An appeal by President Khama, The Speaker of the National Assembly, the Attorney General and the Judicial Services Commission against a recent judgment by Justice Abednico Tafa may never see the light of day as it will be impossible to assemble judges to hear it because of a conflict of interest ÔÇô it emerged last week.
In his judgment, justice Tafa ordered that Section 4 of the Court of Appeal Act of 1980 which allows the President to determine the number of justices of appeal should be struck down as unconstitutional; That the appointment of Justices of Appeal on more than one three year contract, as has been the practice for many years is unconstitutional and that the appointment of the justices of appeal other than the Judge President is unconstitutional. The state immediately lodged an appeal against the judgment, and applied for a stay of the judgment pending the appeal. As it turns out, however, it may not be possible to empanel a court that would hear the appeal. Agreeing with the argument raised by the National Amalgamated Local and Central Parastatal Workers Union (NALCPWU) who were opposing the application for a stay of the judgment, Justice Tafa said, “from the onset, I would like to advert my mind to the submission by the 1st respondent (NALCPWU) to the effect that as things stand, there might never be an appeal for the reason that it would be well nigh impossible to empanel a court that would hear the appeal. This argument, farfetched as it may seem at a blush nevertheless deserves interrogation, for; it is unlikely that a panel of judges will be available to hear the appeal. Then and in that event, a stay pending appeal will be tantamount to subverting the ends of justice because it would remain in force indefinitely to the prejudice of the respondent herein, which holds a judgment in its favour.”

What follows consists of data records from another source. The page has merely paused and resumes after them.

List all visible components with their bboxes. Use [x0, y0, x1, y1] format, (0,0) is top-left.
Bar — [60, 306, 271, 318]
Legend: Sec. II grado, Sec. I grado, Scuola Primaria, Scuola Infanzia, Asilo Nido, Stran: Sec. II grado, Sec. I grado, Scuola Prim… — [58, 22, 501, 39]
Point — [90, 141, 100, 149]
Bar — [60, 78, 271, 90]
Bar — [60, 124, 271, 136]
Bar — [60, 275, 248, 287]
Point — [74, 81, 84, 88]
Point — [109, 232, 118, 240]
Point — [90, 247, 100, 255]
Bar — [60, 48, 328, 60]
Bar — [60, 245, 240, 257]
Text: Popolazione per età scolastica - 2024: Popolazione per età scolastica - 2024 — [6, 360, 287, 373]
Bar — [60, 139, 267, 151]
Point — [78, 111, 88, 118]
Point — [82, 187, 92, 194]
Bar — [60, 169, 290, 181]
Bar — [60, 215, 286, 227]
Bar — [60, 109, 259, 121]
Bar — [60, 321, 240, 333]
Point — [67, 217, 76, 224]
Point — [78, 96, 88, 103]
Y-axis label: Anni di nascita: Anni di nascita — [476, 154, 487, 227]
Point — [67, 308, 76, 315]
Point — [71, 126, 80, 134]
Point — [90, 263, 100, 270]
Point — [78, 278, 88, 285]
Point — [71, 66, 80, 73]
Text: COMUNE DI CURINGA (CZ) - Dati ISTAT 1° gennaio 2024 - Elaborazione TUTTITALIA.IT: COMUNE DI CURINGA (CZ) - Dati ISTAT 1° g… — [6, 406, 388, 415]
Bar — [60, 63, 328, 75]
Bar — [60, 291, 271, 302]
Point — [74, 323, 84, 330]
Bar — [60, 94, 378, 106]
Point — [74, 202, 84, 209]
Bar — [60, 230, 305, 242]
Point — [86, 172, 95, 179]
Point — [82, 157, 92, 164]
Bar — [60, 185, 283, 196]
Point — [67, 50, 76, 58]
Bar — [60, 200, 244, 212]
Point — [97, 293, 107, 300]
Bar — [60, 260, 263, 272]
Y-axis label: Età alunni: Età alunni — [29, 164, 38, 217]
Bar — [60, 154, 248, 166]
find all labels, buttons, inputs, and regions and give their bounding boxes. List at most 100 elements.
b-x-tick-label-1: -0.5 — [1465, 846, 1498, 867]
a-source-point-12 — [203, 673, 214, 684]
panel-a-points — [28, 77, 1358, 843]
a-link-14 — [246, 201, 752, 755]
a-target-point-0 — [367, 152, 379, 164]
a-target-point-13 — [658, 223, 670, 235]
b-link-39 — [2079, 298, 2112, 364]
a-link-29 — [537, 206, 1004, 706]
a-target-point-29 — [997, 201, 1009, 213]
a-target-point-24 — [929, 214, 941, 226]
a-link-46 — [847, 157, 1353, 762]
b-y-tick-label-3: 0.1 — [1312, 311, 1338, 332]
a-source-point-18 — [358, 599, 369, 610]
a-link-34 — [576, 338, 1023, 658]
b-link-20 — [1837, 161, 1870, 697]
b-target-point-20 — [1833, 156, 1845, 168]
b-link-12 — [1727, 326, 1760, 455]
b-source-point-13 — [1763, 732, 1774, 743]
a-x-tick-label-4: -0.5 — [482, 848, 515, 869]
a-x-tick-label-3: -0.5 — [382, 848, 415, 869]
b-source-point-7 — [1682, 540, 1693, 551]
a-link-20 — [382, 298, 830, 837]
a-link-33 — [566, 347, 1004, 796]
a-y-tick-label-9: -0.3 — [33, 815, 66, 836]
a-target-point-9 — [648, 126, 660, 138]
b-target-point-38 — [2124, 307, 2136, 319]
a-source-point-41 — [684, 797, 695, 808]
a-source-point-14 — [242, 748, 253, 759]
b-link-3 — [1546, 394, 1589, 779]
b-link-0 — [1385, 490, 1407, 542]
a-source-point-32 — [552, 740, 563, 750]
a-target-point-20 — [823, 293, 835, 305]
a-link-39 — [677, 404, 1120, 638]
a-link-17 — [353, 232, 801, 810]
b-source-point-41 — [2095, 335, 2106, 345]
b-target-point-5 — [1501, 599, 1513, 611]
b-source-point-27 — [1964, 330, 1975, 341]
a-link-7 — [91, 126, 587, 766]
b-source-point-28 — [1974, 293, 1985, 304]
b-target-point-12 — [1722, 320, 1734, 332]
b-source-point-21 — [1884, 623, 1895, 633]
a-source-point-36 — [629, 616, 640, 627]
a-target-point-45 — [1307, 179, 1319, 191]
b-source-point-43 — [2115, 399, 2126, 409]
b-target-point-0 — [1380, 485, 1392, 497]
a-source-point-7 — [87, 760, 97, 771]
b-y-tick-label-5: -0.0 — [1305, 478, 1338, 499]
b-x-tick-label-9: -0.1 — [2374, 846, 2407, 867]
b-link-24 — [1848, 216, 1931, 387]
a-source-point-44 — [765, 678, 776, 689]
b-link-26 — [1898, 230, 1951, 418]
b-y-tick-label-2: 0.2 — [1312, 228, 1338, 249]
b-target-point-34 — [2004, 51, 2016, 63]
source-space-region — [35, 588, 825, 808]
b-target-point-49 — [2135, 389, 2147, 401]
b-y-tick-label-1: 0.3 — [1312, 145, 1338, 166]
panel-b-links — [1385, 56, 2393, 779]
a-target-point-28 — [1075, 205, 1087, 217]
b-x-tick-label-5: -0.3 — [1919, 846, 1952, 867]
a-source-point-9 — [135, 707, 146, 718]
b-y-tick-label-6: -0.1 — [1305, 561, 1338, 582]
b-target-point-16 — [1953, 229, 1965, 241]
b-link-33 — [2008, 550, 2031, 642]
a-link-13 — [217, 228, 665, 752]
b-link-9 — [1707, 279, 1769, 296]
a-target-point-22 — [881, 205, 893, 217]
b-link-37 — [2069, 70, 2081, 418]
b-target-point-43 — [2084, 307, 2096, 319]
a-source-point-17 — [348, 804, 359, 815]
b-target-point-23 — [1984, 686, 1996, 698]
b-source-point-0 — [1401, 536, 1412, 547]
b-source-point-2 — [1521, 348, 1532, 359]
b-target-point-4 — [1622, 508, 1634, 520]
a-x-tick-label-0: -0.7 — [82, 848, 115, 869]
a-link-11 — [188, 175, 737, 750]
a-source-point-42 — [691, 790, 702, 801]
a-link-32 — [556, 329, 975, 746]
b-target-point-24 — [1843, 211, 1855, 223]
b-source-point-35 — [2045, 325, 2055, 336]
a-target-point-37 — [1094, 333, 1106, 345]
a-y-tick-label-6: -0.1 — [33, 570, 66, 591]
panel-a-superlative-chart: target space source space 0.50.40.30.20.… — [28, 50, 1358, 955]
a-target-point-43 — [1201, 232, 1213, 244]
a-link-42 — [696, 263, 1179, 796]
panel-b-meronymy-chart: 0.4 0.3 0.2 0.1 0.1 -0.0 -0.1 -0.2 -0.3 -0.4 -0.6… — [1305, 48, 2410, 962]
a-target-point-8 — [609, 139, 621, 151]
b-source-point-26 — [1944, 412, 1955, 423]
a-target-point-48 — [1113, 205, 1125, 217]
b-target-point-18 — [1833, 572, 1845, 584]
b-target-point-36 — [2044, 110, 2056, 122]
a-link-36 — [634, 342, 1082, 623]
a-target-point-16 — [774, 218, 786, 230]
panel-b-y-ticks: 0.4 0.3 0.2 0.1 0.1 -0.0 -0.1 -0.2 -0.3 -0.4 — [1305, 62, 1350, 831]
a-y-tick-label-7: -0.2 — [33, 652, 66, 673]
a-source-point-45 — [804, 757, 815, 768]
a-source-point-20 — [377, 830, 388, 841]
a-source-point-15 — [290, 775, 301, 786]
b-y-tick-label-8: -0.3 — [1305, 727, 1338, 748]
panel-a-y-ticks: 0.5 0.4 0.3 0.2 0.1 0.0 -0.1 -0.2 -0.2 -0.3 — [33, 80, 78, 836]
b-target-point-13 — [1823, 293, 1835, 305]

According to the Court of Appeal Act, only the President of the Court of Appeal can empanel a court to consider an appeal.
The President of the Court of Appeal, Justice Ian Kirby would be unable to convene judges to hear the case because as a member of the Judicial Services Commission which is appealing the judgment, he is conflicted. There would also be no resident judge to act on behalf of Justice Kirby as the next senior judge of the Court of Appeal namely justice Isaac Lesetedi would also be conflicted because he is a respondent in the appeal. The next senior judge after Justice Lesetedi is Justice Monametsi Gaongalelwe who is also conflicted. Dismissing the application for a stay of the orders, Justice Tafa said, “the likelihood if not probability, therefore, is that it is impossible to convene a Court of Appeal for the purpose of the applicants.” Justice Tafa said the “risk in granting an order for stay when there is no certainty as to whether an appeal court can be convened is that the order may become final. This would be unjust and contrary to all notions of justice. This therefore diminishes, in no small measure, the applicants’ prospects of success. The possibility of the Court of Appeal not being able to convene owing to the fact that all the judges thereof are conflicted is not as farfetched as some may think. Such situation [played itself in South Africa in the case of Judge President Hlope v Premier of Western Cape Province 2012 (6) SA 13, wherein because the judges of the Constitutional Court ( that being the apex court in South Africa) were conflicted could not be convened to deliberate upon the applicant’s appeal. As a result, the judgment of the court below was regarded as final.